I've often wondered why many science fiction plots involve a fear that there will be a world-wide panic and breakdown of society if humanity ever found out that aliens existed. I mean, OK, I get it when the aliens are invading the Earth. You'd be kinda stupid NOT to panic in that instance.
But what I don't understand is why the knowledge that we're not alone would cause people to freak out.
This is the premise of "Red Planet Mars." There aren't any space ships in this one, and the only gadget is a special super-powerful transmitter, the plans for which Peter Graves found after Nuremburg among the effects of an imprisoned Nazi scientist, Franz Calder.
The screenplay was adapted from a stage play titled Red Planet, and when one considers that the Communist Russians play a large part in the plot, the title becomes more apt.
And no, I did not choose to review this movie because of the Curiosity mission. It's pure coincidence. Honest.
Seven years after the conclusion of WW II, both the Russians and the Americans are trying to contact Mars, where possible signs of intelligent life were detected in telescopic photographs showing what appears to be melted icewater flowing in irrigation canals. The American effort is performed just about single-handedly by Professor Cronyn and his rather hormonal wife, Linda, whose committment to the project they've set up in their incredibly well-appointed San Diego back yard fluctuates wildly from support to horror at what might happen if they succeed--sometimes in the same sentence.

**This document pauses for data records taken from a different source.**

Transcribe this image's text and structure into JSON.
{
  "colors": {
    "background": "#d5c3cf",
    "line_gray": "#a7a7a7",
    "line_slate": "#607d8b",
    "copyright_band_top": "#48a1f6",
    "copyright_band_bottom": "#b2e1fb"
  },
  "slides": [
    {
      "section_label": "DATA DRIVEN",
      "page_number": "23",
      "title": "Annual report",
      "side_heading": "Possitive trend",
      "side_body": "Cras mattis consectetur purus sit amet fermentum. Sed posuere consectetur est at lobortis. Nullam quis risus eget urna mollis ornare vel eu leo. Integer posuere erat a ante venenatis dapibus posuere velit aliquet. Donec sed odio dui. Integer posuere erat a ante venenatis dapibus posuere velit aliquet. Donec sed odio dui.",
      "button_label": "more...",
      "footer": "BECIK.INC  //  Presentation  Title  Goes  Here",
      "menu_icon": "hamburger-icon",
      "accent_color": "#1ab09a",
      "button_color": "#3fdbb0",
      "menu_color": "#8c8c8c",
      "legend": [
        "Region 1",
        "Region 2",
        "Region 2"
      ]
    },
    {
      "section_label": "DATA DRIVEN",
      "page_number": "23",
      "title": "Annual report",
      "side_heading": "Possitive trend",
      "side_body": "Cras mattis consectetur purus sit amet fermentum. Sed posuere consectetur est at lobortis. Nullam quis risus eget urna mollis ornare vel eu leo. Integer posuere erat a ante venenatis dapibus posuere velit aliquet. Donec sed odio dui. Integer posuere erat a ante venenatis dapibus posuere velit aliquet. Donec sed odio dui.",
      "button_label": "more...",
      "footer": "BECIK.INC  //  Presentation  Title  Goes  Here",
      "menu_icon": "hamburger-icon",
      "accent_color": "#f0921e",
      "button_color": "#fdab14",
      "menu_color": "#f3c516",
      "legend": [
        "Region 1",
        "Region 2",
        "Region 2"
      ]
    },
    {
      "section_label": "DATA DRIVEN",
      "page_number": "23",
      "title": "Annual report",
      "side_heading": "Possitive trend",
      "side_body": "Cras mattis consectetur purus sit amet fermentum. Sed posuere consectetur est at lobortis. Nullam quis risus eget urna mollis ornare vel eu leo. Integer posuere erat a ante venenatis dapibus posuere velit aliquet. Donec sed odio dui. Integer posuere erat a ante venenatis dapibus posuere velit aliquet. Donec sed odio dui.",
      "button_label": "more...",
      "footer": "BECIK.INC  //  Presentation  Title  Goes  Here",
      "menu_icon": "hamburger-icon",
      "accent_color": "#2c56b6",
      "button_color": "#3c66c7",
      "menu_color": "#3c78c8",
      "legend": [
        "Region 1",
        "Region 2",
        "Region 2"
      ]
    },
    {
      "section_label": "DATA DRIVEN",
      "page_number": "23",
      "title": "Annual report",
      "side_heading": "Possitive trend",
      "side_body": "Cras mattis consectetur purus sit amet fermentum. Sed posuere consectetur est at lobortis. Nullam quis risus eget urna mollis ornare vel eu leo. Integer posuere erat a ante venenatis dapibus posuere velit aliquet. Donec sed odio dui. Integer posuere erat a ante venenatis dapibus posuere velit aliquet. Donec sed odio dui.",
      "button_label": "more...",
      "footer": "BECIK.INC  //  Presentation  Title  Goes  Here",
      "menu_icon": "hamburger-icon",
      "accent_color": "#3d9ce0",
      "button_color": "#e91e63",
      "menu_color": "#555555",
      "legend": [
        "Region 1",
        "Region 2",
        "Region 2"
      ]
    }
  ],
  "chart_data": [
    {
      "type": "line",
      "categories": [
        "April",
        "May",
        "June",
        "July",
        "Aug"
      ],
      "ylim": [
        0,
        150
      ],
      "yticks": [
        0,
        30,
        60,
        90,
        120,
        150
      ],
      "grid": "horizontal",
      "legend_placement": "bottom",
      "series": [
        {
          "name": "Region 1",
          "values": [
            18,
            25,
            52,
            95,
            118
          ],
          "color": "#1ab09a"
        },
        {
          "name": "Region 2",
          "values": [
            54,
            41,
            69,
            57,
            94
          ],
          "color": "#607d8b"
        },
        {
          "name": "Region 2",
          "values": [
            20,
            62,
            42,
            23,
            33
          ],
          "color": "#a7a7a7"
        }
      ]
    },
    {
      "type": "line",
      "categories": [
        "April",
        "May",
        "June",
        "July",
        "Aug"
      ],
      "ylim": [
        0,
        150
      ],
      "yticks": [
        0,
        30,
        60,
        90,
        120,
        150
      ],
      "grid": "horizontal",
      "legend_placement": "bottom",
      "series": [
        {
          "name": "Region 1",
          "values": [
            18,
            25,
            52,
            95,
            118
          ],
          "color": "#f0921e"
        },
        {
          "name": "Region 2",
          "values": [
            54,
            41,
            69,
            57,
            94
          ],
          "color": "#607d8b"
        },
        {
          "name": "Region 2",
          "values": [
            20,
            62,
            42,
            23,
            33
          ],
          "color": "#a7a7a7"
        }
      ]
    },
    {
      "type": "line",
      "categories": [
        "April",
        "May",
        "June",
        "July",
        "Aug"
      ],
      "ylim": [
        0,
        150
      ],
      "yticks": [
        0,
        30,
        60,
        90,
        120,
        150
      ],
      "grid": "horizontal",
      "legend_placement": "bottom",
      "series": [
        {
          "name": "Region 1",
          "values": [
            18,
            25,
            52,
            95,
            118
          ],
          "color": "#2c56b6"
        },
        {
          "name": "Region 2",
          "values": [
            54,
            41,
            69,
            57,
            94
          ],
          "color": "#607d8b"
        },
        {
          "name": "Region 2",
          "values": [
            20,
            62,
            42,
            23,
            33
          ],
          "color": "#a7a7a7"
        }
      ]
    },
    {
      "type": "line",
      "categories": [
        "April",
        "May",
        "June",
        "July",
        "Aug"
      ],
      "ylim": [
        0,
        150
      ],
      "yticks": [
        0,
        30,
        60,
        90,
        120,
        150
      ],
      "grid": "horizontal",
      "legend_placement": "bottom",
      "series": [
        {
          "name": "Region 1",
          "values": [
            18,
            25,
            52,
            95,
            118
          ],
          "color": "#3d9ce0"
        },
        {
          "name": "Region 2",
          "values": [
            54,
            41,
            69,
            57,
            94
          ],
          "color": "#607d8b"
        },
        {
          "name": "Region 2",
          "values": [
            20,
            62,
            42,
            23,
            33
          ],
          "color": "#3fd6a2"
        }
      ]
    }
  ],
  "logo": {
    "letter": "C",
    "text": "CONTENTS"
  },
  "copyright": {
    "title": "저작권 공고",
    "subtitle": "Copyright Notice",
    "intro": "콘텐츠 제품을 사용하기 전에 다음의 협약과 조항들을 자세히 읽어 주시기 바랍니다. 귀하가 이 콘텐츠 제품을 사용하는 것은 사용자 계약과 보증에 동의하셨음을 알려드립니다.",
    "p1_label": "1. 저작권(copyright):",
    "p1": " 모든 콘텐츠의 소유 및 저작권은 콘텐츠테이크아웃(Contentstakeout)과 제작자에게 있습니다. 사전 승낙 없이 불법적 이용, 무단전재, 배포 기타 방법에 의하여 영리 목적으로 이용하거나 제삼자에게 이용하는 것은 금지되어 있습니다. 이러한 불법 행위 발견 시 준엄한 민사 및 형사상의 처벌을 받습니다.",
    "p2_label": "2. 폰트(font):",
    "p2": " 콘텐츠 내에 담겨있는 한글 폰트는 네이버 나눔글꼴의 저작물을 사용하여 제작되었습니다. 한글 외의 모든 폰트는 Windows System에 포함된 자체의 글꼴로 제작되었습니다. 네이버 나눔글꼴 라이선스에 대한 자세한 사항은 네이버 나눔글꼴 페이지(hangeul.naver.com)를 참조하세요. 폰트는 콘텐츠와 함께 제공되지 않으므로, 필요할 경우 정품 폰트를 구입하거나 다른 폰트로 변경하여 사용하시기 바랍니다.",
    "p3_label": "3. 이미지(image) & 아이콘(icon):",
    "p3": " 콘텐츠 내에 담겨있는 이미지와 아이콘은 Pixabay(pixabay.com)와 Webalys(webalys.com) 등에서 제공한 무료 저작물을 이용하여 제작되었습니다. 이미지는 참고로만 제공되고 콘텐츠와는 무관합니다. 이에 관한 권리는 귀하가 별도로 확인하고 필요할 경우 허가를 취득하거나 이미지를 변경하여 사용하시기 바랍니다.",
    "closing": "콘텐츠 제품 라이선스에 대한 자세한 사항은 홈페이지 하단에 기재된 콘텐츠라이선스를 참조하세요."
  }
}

The Soviets have pinned their ambitions on a somewhat eccentric former Nazi, the inventor of the apparatus Cronyn is using in his lab. Calder has hidden himself in an old monastery high in the Andes, and says he's never been able to get an intelligible signal from Mars. But he knows that Cronyn is sending signals. Calder gets some of the best lines in the movie, and to my taste was the best actor--while everyone else turned in the sort of earnest, staccato deliveries of lines that radio dramas are known for, Herbert Berghof infested his part with leering, cocksure malevolence which was a delight to watch.
When his Soviet handler comments that they could get him better food, upon seeing the cans of beans Calder had out on the table, Calder casually rips aside a curtain to reveal bottles of Champagne and crates of expensive viands. "I did not spend all your money on equipment," he sneers. Popping the cork, he invites the Russian to a toast. "What shall we drink to?" "Your absence," replies Calder dryly.
Meanwhile, Cronyn has been getting perplexing results. His messages come back exactly as transmitted, only at varying lengths of time--which cannot be accounted for by the known time delay of signals sent at the speed of light between Earth and Mars. He calls in a Navy cryptographer to advise him. As they discuss how to find out whether the messages are just echoes of Cronyn's own signal, or represent a genuine effort at making contact, Cronyn's young son enters with a chunk of pie in his hand and asks, "How 'bout pi?"
So after a brief bit of comic relief and a science lecture on the significance of the numerical sequence for pi, they opt to send the first five numbers in the sequence and see if their supposed counterparts on Mars recognize the numbers enough to respond with the rest of the sequence.
It turns out that they do, and Cronyn's success makes headlines. A gay carnival atmosphere erupts as people go giddy over the thought that we have neighbors, neighbors who might be so advanced that they wouldn't mind sharing a cup of high-tech knowledge with us monkeys and make our lives unimaginably better.
However, things don't quite go that way. Cronyn devises a code by which he can ask the Martians questions. When he asks them how long they live, and the response is "300 Earth years," people wonder how in the world they're going to support a population that can last 135 years past retirement age. When it is discovered that Martians can feed 1000 beings on the produce of half an acre, farm commodity prices plummet. And when the Martians say they don't use fossil fuels, but have harnessed "cosmic energy", the coal, oil, and gas industries collapse, taking the steel industry with them, which brings manufacturing in the US and Europe to a virtual standstill. America is on the verge of complete economic collapse.
This, of course, delights the Russians.